The CPS is subject to two sources of nonresponse. The largest is noninterview households. To compensate for this data loss, the weights of noninterviewed households are distributed among interviewed households. The second source of data loss is from item nonresponse, which occurs when a respondent either does not know the answer to a question or refuses to provide the answer. Item nonresponse in the CPS is modest.
One of three imputation methods are used to compensate for item nonresponse in the CPS. Before the edits are applied, the daily data files are merged and the combined file is sorted by state and PSU within state. This sort ensures that allocated values are from geographically related records; that is, missing values for records in Maryland will not receive values from records in California. This is an important distinction since many labor force and industry and occupation characteristics are geographically clustered.

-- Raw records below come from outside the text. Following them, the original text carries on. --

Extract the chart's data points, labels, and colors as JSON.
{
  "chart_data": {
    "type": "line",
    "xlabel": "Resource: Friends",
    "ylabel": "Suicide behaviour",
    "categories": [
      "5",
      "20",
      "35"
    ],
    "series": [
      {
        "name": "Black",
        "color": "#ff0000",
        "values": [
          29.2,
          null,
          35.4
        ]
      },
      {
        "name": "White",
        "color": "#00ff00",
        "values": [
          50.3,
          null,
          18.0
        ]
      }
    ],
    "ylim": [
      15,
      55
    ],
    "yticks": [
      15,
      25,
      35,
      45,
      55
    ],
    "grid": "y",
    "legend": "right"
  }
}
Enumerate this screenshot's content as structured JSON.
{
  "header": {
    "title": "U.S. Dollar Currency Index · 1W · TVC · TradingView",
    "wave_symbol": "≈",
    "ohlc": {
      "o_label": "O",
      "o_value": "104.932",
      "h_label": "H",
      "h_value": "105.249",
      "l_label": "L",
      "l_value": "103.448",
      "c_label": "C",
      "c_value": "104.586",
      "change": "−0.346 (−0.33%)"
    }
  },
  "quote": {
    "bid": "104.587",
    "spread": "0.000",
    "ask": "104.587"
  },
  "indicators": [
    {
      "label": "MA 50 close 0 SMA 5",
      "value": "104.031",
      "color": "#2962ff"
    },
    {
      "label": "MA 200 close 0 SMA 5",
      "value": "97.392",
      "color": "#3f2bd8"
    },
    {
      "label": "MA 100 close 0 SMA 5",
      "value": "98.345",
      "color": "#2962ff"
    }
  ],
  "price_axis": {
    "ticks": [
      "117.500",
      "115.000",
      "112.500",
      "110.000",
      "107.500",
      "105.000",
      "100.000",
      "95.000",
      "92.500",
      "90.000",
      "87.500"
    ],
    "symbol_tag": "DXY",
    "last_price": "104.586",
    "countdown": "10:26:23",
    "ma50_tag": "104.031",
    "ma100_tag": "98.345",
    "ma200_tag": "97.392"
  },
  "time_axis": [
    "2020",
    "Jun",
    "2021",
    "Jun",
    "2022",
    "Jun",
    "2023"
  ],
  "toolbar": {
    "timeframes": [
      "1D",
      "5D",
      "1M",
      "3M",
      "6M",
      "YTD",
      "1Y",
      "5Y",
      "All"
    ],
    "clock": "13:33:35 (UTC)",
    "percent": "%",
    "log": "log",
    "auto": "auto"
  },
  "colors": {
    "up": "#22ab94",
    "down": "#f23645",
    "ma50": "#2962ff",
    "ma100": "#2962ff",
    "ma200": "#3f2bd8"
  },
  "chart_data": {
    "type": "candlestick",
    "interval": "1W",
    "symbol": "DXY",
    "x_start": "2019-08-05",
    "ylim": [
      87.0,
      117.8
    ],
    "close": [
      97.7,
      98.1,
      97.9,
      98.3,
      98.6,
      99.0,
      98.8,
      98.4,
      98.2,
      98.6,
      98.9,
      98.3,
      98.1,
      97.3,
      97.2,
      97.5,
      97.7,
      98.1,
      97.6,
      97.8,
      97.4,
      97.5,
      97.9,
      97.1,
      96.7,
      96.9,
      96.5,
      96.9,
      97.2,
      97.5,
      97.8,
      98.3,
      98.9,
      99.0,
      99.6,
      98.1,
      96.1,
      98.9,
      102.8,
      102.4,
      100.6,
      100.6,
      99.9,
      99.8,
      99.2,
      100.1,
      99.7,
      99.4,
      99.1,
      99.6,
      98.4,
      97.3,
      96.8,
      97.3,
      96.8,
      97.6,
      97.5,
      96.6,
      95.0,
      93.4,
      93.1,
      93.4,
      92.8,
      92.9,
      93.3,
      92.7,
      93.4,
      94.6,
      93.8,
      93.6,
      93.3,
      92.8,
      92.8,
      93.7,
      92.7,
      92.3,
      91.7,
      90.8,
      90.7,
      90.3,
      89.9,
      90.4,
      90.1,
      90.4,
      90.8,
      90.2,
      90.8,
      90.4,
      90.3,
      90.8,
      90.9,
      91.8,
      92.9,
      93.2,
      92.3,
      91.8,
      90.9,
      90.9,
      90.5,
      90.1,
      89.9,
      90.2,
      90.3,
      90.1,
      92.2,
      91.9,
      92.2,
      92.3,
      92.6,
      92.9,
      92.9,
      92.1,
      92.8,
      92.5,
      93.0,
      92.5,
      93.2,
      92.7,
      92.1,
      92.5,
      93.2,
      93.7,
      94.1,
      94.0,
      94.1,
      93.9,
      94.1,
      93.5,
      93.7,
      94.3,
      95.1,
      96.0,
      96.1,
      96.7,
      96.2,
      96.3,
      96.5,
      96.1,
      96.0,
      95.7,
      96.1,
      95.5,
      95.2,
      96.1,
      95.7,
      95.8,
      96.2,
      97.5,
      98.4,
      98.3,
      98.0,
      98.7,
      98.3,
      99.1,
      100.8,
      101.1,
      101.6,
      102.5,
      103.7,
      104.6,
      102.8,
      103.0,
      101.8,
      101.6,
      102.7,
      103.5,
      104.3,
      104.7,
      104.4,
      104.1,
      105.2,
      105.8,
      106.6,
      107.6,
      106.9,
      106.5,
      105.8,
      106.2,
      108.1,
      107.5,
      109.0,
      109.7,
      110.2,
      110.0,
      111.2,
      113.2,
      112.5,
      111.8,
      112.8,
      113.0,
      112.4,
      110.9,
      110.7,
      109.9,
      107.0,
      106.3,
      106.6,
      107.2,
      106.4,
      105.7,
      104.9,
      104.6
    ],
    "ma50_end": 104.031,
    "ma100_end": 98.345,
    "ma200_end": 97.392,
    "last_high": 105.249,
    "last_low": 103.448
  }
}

The edits effectively blank all entries in inappropriate questions (e.g., followed incorrect path of questions) and ensure that all appropriate questions have valid entries. For the most part, illogical entries or out-of-range entries have been eliminated with the use of electronic instruments; however, the edits still address these possibilities, which may arise from data transmission problems and occasional instrument malfunctions. The main purpose of the edits, however, is to assign values to questions where the response was "Don’t know" or "Refused." This is accomplished by using 1 of the 3 imputation techniques described below.

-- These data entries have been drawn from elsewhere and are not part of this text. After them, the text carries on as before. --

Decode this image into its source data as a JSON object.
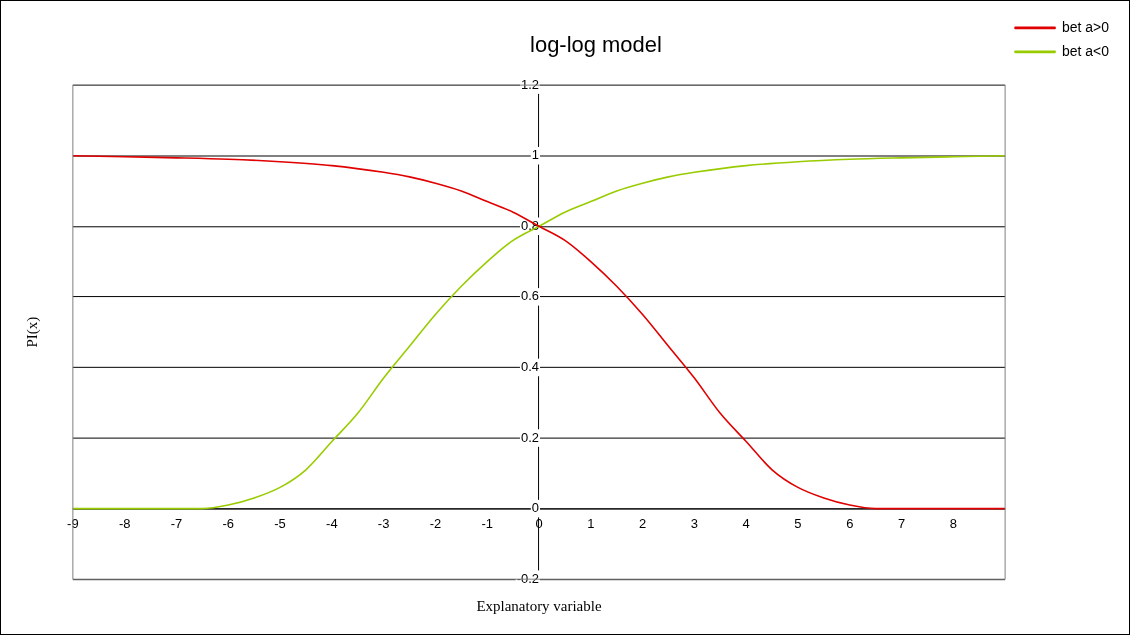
{
  "chart_data": {
    "type": "line",
    "title": "log-log model",
    "xlabel": "Explanatory variable",
    "ylabel": "PI(x)",
    "xlim": [
      -9,
      9
    ],
    "xticks": [
      -9,
      -8,
      -7,
      -6,
      -5,
      -4,
      -3,
      -2,
      -1,
      0,
      1,
      2,
      3,
      4,
      5,
      6,
      7,
      8
    ],
    "ylim": [
      -0.2,
      1.2
    ],
    "yticks": [
      -0.2,
      0,
      0.2,
      0.4,
      0.6,
      0.8,
      1,
      1.2
    ],
    "grid": "y",
    "legend": "right",
    "marker": "none",
    "line_style": "solid",
    "series": [
      {
        "name": "bet a>0",
        "color": "#e00000",
        "x": [
          -9,
          -8,
          -7,
          -6,
          -5,
          -4,
          -3,
          -2.5,
          -2,
          -1.5,
          -1,
          -0.5,
          0,
          0.5,
          1,
          1.5,
          2,
          2.5,
          3,
          3.5,
          4,
          4.5,
          5,
          5.5,
          6,
          6.5,
          7,
          8,
          9
        ],
        "values": [
          1,
          0.997,
          0.994,
          0.99,
          0.983,
          0.972,
          0.953,
          0.94,
          0.922,
          0.9,
          0.87,
          0.84,
          0.8,
          0.76,
          0.7,
          0.63,
          0.55,
          0.46,
          0.37,
          0.27,
          0.19,
          0.11,
          0.06,
          0.03,
          0.01,
          0,
          0,
          0,
          0
        ]
      },
      {
        "name": "bet a<0",
        "color": "#99cc00",
        "x": [
          -9,
          -8,
          -7,
          -6.5,
          -6,
          -5.5,
          -5,
          -4.5,
          -4,
          -3.5,
          -3,
          -2.5,
          -2,
          -1.5,
          -1,
          -0.5,
          0,
          0.5,
          1,
          1.5,
          2,
          2.5,
          3,
          4,
          5,
          6,
          7,
          8,
          9
        ],
        "values": [
          0,
          0,
          0,
          0,
          0.01,
          0.03,
          0.06,
          0.11,
          0.19,
          0.27,
          0.37,
          0.46,
          0.55,
          0.63,
          0.7,
          0.76,
          0.8,
          0.84,
          0.87,
          0.9,
          0.922,
          0.94,
          0.953,
          0.972,
          0.983,
          0.99,
          0.994,
          0.997,
          1
        ]
      }
    ]
  }
}
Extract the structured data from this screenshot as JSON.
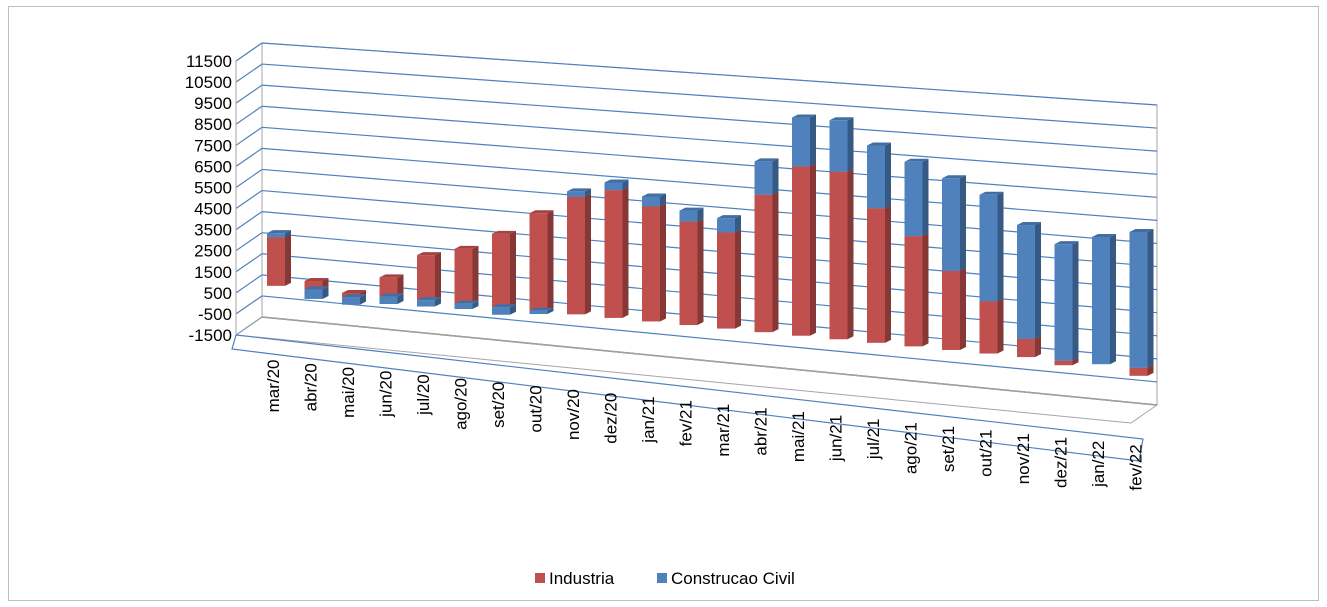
{
  "chart_data": {
    "type": "bar",
    "stacked": true,
    "style": "3d-perspective",
    "categories": [
      "mar/20",
      "abr/20",
      "mai/20",
      "jun/20",
      "jul/20",
      "ago/20",
      "set/20",
      "out/20",
      "nov/20",
      "dez/20",
      "jan/21",
      "fev/21",
      "mar/21",
      "abr/21",
      "mai/21",
      "jun/21",
      "jul/21",
      "ago/21",
      "set/21",
      "out/21",
      "nov/21",
      "dez/21",
      "jan/22",
      "fev/22"
    ],
    "series": [
      {
        "name": "Industria",
        "color": "#c0504d",
        "values": [
          2300,
          400,
          -200,
          900,
          2100,
          2550,
          3400,
          4500,
          5400,
          5850,
          5250,
          4700,
          4350,
          6200,
          7600,
          7500,
          6000,
          4900,
          3500,
          2300,
          800,
          -200,
          0,
          -350
        ]
      },
      {
        "name": "Construcao Civil",
        "color": "#4f81bd",
        "values": [
          200,
          -450,
          -350,
          -350,
          -300,
          -250,
          -350,
          -150,
          250,
          350,
          450,
          500,
          650,
          1500,
          2200,
          2300,
          2800,
          3300,
          4100,
          4700,
          5000,
          5100,
          5550,
          5900
        ]
      }
    ],
    "y_ticks": [
      "11500",
      "10500",
      "9500",
      "8500",
      "7500",
      "6500",
      "5500",
      "4500",
      "3500",
      "2500",
      "1500",
      "500",
      "-500",
      "-1500"
    ],
    "ylim": [
      -1500,
      11500
    ],
    "grid": true,
    "legend_position": "bottom"
  },
  "legend": {
    "industria": "Industria",
    "construcao": "Construcao Civil"
  }
}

The edits are run in a deliberate and logical sequence. Demographic variables are edited first because several of those variables are used to allocate missing values in the other modules. The labor force module is edited next since labor force status and related items are used to impute missing values for industry and occupation codes and so forth.

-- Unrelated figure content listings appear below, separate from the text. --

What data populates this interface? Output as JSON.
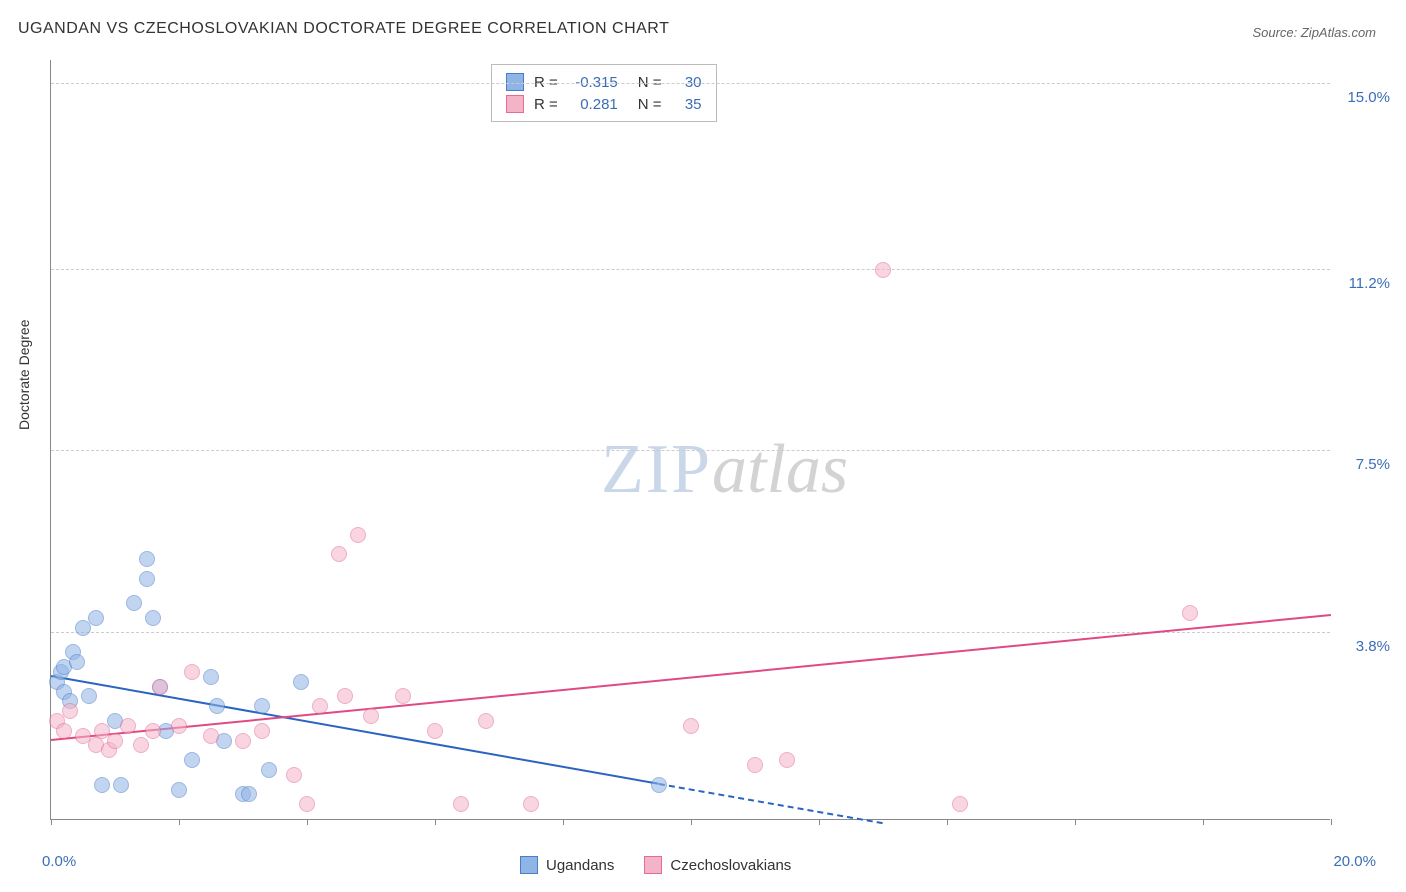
{
  "title": "UGANDAN VS CZECHOSLOVAKIAN DOCTORATE DEGREE CORRELATION CHART",
  "source": "Source: ZipAtlas.com",
  "y_axis_title": "Doctorate Degree",
  "watermark": {
    "part1": "ZIP",
    "part2": "atlas"
  },
  "chart": {
    "type": "scatter",
    "xlim": [
      0,
      20
    ],
    "ylim": [
      0,
      15.5
    ],
    "x_ticks": [
      0,
      2,
      4,
      6,
      8,
      10,
      12,
      14,
      16,
      18,
      20
    ],
    "x_tick_labels": {
      "0": "0.0%",
      "20": "20.0%"
    },
    "y_grid": [
      3.8,
      7.5,
      11.2,
      15.0
    ],
    "y_tick_labels": [
      "3.8%",
      "7.5%",
      "11.2%",
      "15.0%"
    ],
    "background_color": "#ffffff",
    "grid_color": "#cccccc",
    "axis_color": "#888888",
    "label_color": "#3b6db5",
    "marker_radius": 8,
    "marker_opacity": 0.55,
    "series": [
      {
        "name": "Ugandans",
        "fill": "#8fb4e6",
        "stroke": "#4a7dc9",
        "r_value": "-0.315",
        "n_value": "30",
        "points": [
          [
            0.1,
            2.8
          ],
          [
            0.15,
            3.0
          ],
          [
            0.2,
            3.1
          ],
          [
            0.2,
            2.6
          ],
          [
            0.3,
            2.4
          ],
          [
            0.35,
            3.4
          ],
          [
            0.4,
            3.2
          ],
          [
            0.5,
            3.9
          ],
          [
            0.6,
            2.5
          ],
          [
            0.7,
            4.1
          ],
          [
            0.8,
            0.7
          ],
          [
            1.0,
            2.0
          ],
          [
            1.1,
            0.7
          ],
          [
            1.3,
            4.4
          ],
          [
            1.5,
            4.9
          ],
          [
            1.5,
            5.3
          ],
          [
            1.6,
            4.1
          ],
          [
            1.7,
            2.7
          ],
          [
            1.8,
            1.8
          ],
          [
            2.0,
            0.6
          ],
          [
            2.2,
            1.2
          ],
          [
            2.5,
            2.9
          ],
          [
            2.6,
            2.3
          ],
          [
            2.7,
            1.6
          ],
          [
            3.0,
            0.5
          ],
          [
            3.1,
            0.5
          ],
          [
            3.3,
            2.3
          ],
          [
            3.4,
            1.0
          ],
          [
            3.9,
            2.8
          ],
          [
            9.5,
            0.7
          ]
        ],
        "trend": {
          "x1": 0,
          "y1": 2.9,
          "x2": 9.5,
          "y2": 0.7,
          "dash_x2": 13.0,
          "dash_y2": -0.1,
          "color": "#2b63c1"
        }
      },
      {
        "name": "Czechoslovakians",
        "fill": "#f4b4c7",
        "stroke": "#e66b94",
        "r_value": "0.281",
        "n_value": "35",
        "points": [
          [
            0.1,
            2.0
          ],
          [
            0.2,
            1.8
          ],
          [
            0.3,
            2.2
          ],
          [
            0.5,
            1.7
          ],
          [
            0.7,
            1.5
          ],
          [
            0.8,
            1.8
          ],
          [
            0.9,
            1.4
          ],
          [
            1.0,
            1.6
          ],
          [
            1.2,
            1.9
          ],
          [
            1.4,
            1.5
          ],
          [
            1.6,
            1.8
          ],
          [
            1.7,
            2.7
          ],
          [
            2.0,
            1.9
          ],
          [
            2.2,
            3.0
          ],
          [
            2.5,
            1.7
          ],
          [
            3.0,
            1.6
          ],
          [
            3.3,
            1.8
          ],
          [
            3.8,
            0.9
          ],
          [
            4.0,
            0.3
          ],
          [
            4.2,
            2.3
          ],
          [
            4.5,
            5.4
          ],
          [
            4.6,
            2.5
          ],
          [
            4.8,
            5.8
          ],
          [
            5.0,
            2.1
          ],
          [
            5.5,
            2.5
          ],
          [
            6.0,
            1.8
          ],
          [
            6.4,
            0.3
          ],
          [
            6.8,
            2.0
          ],
          [
            7.5,
            0.3
          ],
          [
            10.0,
            1.9
          ],
          [
            11.0,
            1.1
          ],
          [
            11.5,
            1.2
          ],
          [
            13.0,
            11.2
          ],
          [
            14.2,
            0.3
          ],
          [
            17.8,
            4.2
          ]
        ],
        "trend": {
          "x1": 0,
          "y1": 1.6,
          "x2": 20,
          "y2": 4.15,
          "color": "#e04a84"
        }
      }
    ]
  },
  "stats_legend": {
    "r_label": "R =",
    "n_label": "N ="
  },
  "bottom_legend": {
    "items": [
      "Ugandans",
      "Czechoslovakians"
    ]
  }
}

The three imputation methods used by the CPS edits are described below:
All CPS items that require imputation for missing values have an associated hot deck . The initial values for the hot decks are the ending values from the preceding month. As a record passes through the editing procedures, it will either donate a value to each hot deck in its path or receive a value from the hot deck. For instance, in a hypothetical case, the hot deck for question X is defined by the characteristics Black/non-Black, male/female, and age 16−25/25+. Further assume a record has the value of White, male, and age 64. When this record reaches question X, the edits determine whether it has a valid entry. If so, that record’s value for question X replaces the value in the hot deck reserved for non-Black, male, and age 25+. Comparably, if the record was missing a value for item X, it would be assigned the value in the hot deck designated for non-Black, male, and age 25+.
As stated above, the various edits are logically sequenced, in accordance with the needs of subsequent edits. The edits and codes, in order of sequence, are:
Household edits and codes. This processing step performs edits and creates recodes for items pertaining to the household. It classifies households as interviews or noninterviews and edits items appropriately. Hot deck allocations defined by geography and other related variables are used in this edit.
Demographic edits and codes. This processing step ensures consistency among all demographic variables for all individuals within a household. It ensures all interviewed households have one and only one reference person and that entries stating marital status, spouse, and parents are all consistent. It also creates families based upon these characteristics. It uses longitudinal editing, hot deck allocation defined by related demographic characteristics, and relational imputation.